VW Golf R32: Anachronistic joy
Second-hand Style, with Richard Cooke
IMAGINE you fell asleep in 1980 and only woke up, Rip Van Winkle style, not 20 but 40 years later.
What’s changed? Everything if you’d been an epidemiologist Dutch settler (admittedly quite niche), and pretty much nothing if you’d been a keen VW fan.
That’s because in 1980 the VW to have was the Golf GTi – and in 2020 it is still the Golf GTi. Yes, horsepower has nearly trebled, and the engine is 20% bigger. Otherwise, the Golf remains the best family hatchback that, in GTi and ‘R’ form, sits at the top of VW’s performance range. And that feels right for a company calling itself ‘People’s Car’ – an honest runabout that can also be had with incredible pace, if you stump up the extra cash.

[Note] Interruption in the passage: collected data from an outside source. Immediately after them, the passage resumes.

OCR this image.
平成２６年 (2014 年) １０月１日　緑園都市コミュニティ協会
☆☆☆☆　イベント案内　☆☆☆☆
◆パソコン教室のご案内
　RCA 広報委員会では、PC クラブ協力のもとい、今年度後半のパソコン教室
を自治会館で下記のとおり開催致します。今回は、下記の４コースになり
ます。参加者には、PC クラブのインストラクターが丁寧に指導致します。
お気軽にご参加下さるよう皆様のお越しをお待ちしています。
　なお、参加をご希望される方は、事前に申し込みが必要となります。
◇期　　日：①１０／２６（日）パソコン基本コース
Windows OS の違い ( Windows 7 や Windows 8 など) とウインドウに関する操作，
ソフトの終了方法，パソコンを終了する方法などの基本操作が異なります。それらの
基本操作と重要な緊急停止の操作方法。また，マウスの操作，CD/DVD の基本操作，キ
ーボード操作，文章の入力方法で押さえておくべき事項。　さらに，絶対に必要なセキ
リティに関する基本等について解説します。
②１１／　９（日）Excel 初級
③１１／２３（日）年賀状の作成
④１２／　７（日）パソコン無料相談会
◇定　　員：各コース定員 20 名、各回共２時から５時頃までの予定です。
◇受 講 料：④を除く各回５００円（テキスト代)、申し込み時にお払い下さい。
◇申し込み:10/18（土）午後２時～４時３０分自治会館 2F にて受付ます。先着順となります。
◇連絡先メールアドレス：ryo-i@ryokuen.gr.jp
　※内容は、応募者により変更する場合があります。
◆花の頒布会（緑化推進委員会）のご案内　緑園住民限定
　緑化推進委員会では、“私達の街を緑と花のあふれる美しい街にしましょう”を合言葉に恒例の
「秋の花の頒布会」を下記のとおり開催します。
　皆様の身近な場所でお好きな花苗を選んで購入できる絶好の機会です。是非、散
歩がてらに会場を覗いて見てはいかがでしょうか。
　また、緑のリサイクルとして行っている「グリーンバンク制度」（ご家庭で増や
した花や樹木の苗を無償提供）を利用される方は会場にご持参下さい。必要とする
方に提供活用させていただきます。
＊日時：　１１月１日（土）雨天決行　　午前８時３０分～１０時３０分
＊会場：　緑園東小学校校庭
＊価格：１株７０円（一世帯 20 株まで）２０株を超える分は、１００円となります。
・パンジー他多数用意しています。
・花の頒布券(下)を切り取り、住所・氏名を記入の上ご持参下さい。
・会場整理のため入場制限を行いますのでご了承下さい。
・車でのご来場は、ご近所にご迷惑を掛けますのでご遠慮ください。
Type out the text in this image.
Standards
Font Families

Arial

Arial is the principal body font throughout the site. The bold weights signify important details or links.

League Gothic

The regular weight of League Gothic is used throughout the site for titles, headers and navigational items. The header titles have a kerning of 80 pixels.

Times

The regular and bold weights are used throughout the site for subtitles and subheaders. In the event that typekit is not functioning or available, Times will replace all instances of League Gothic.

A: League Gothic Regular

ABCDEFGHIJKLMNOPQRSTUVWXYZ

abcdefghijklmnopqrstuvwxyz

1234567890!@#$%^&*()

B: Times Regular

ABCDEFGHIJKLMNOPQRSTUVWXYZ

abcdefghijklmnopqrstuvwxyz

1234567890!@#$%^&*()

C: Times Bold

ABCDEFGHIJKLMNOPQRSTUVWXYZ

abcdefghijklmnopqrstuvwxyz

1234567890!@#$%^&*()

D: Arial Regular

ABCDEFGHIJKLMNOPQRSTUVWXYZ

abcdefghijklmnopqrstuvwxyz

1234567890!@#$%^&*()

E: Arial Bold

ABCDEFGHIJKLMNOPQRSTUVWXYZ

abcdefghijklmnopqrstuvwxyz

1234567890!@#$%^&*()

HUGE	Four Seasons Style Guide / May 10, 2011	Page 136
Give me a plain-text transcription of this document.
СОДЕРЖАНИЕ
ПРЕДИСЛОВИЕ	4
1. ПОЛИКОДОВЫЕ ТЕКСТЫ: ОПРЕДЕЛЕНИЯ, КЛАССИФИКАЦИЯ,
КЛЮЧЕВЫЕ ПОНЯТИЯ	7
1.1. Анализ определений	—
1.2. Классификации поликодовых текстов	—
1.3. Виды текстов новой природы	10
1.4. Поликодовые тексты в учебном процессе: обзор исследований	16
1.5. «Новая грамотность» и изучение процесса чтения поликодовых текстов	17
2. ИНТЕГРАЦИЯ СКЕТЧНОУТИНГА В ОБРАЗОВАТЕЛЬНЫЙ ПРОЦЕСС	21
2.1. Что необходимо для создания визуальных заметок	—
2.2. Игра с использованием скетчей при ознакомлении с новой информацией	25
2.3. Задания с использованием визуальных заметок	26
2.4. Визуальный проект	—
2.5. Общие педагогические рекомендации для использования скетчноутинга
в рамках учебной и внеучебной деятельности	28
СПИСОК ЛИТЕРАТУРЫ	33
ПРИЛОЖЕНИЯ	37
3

It feels right, but looking back to the recent past it is completely wrong. In the years old Rip was asleep, VW tried (and ultimately failed) to take the ‘People’s Car’ brand to some really crazy and exciting places. When this month’s test car was new in 2008, VW offered a 3.2 V6 (as seen here, shortly after superseded by a 3.6 V6), a 4.0 W8 (half of what would become a Bugatti W16), a 4.2 V8, a 5.0 V10 diesel and a 6.0 W12. The latter can still be found in new Bentleys today, and VW even toyed with putting it in the Golf. I’m not joking – they mounted their 640hp 12 cylinder engine just behind the front seats, like in that wonderful Clio V6 that made it into production. The W12 Golf didn’t though, so it turns out that there were some engineering and commercial limits in Wolfsburg.
The largest petrol engine you can buy from VW UK today is a 2 litre four cylinder. Think about that for a while. The Passat has to make do with a tiddly little 1.5. So, what happened? The unholy trinity of the VW diesel-gate scandal, emissions regulations that were then tightened further and the turbocharger facilitating the move to smaller, cleaner engines. This is all a precursor to the inevitable electric car sweeping everything combustion-powered away anyhow. I do like a turbo, but back in 2008 the Golf R32 didn’t need one. Instead, what you got was a large naturally aspirated 6 cylinder engine with 250hp, lots of low-down torque coupled to a four wheel drive system and a 6 speed manual gearbox.
Lovely. This particular example is in the perfect spec – blue, subtle and supple leather, 3 doors and low miles.
Behind the flat-bottomed steering wheel, it feels like new. The dash is modern enough, the cabin doesn’t squeak or rattle and the controls are light but responsive. You don’t notice the four-wheel drive setup at all, and the extra weight just feels like solidity rather than girth. The car has a wide, low stance that I liked, and placing it on the road is easy. This is a Golf, after all. The swanky Recaro seats are really comfortable, and I much preferred them to the cloth alternatives that lesser Golfs came with.
The gearbox, slick and easy to use, is great but quite low-geared. Think 26mph/1,000rpm, which means that at 70mph the engine is turning at 2,700rpm. I suspect this is to ensure that the V6 is always ‘on cam’ when you put your foot down (peak torque is at 2,500), but it means about 25mpg if driven nicely. Which would be a waste. You won’t just be spending on petrol either – the R32 is £580 to tax. Ouch. Reassuringly, enthusiasts don’t seem to care, as values of good R32s are creeping up, or at least they were before lockdown. The engine remains the shining star of the show – unlike a turbo-charged motor there is no sudden shove in the back. Instead the V6 pulls strongly from idle and piles on the power quite linearly as the revs rise. All accompanied by a throaty woofle from the close-set twin exhausts.
What goes wrong? Front arches rust, which is completely unforgivable in such a modern car. The 4WD transmission needs new oil every 40k miles, which isn’t cheap. Avoid the ‘DSG’ automatic, which, despite improvements, is still troublesome. Otherwise, this is a reliable purchase, but buttress your wallet for ongoing maintenance associated with any hot hatchback of this age.
I am always sad to see cars like this disappear from sale. Modern replacements, despite all their turbo power, will never replicate the lightweight responses of an early 80s GTi. They also miss the brawn of a V6 from VW’s wonderfully unhinged years. Get your hands on a fabulous dinosaur before they become extinct.
VW Golf R32 (Mk5), 2006-2009. What to pay: £9k to £13k with less than 80k miles.